For the next 100km, things went well. The climbs were not proving difficult and I was sitting comfortably in the main peloton. We hammered through Oberösterreich, past Mondsee and back into Salzburgerland and the village of Thalgau. Then, as expected, everything split on Thalgauegg and I was riding with a little group, not too far down on the leaders.
Dropping into Fuschl, where my family and friends cheered us through, was a marvelous feeling - I was a proper racing cyclist again.
Reality struck 5km later as I was promptly dropped on the Perfelleck, a short sharp ascent out of Fuschl. It was here I realized that motivation and experience couldn't account for a lack of longer distance endurance training.
There was about 30km to the finish and a shedload of climbing in the way. My thighs felt fatigued and despite eating four bananas and two energy bars, I thought I was on the verge of bonking.

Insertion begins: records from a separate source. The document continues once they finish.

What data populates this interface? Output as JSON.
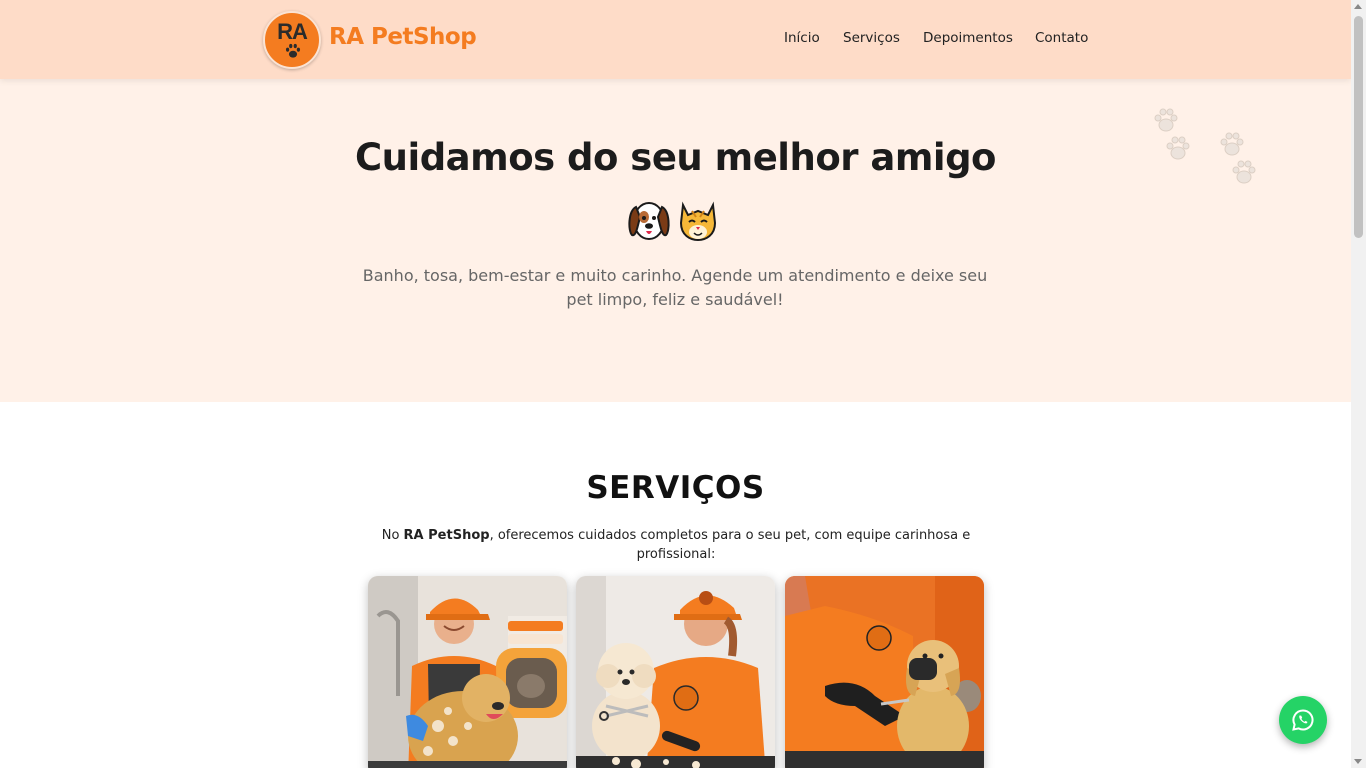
{
  "header": {
    "logo_text": "RA",
    "brand": "RA PetShop",
    "nav": [
      "Início",
      "Serviços",
      "Depoimentos",
      "Contato"
    ]
  },
  "hero": {
    "title": "Cuidamos do seu melhor amigo",
    "emoji_icons": [
      "dog-face-icon",
      "cat-face-icon"
    ],
    "subtitle": "Banho, tosa, bem-estar e muito carinho. Agende um atendimento e deixe seu pet limpo, feliz e saudável!"
  },
  "services": {
    "title": "SERVIÇOS",
    "desc_prefix": "No ",
    "desc_brand": "RA PetShop",
    "desc_suffix": ", oferecemos cuidados completos para o seu pet, com equipe carinhosa e profissional:"
  },
  "colors": {
    "accent": "#f47c20",
    "header_bg": "#fedcc8",
    "hero_bg": "#fff1e8",
    "whatsapp": "#25d366"
  },
  "floating": {
    "icon": "whatsapp-icon"
  }
}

Over the Gaisberg, the penultimate mountain and longest climb, was awful. There weren't enough gears on my bike and more and more people passed me. "Well," I thought, "I wanted to hurt my legs, so I better get on with it."
The descent was long enough to recover slightly and I caught one rider up before the bottom. But the final hill dragged and I was dropped again, left to my own thoughts about why on earth I was doing this and how much I was looking forward to a radler.
After 4hr 46min I rolled through the finish, in 70th place out of 350 and 25min down on the winner. An OK result. Could have done better if I was fitter. But I guess that despite however much I want to be, I'm not a proper racing cyclist anymore. I'm just an old chipper who still likes trying to beat people and making his legs hurt.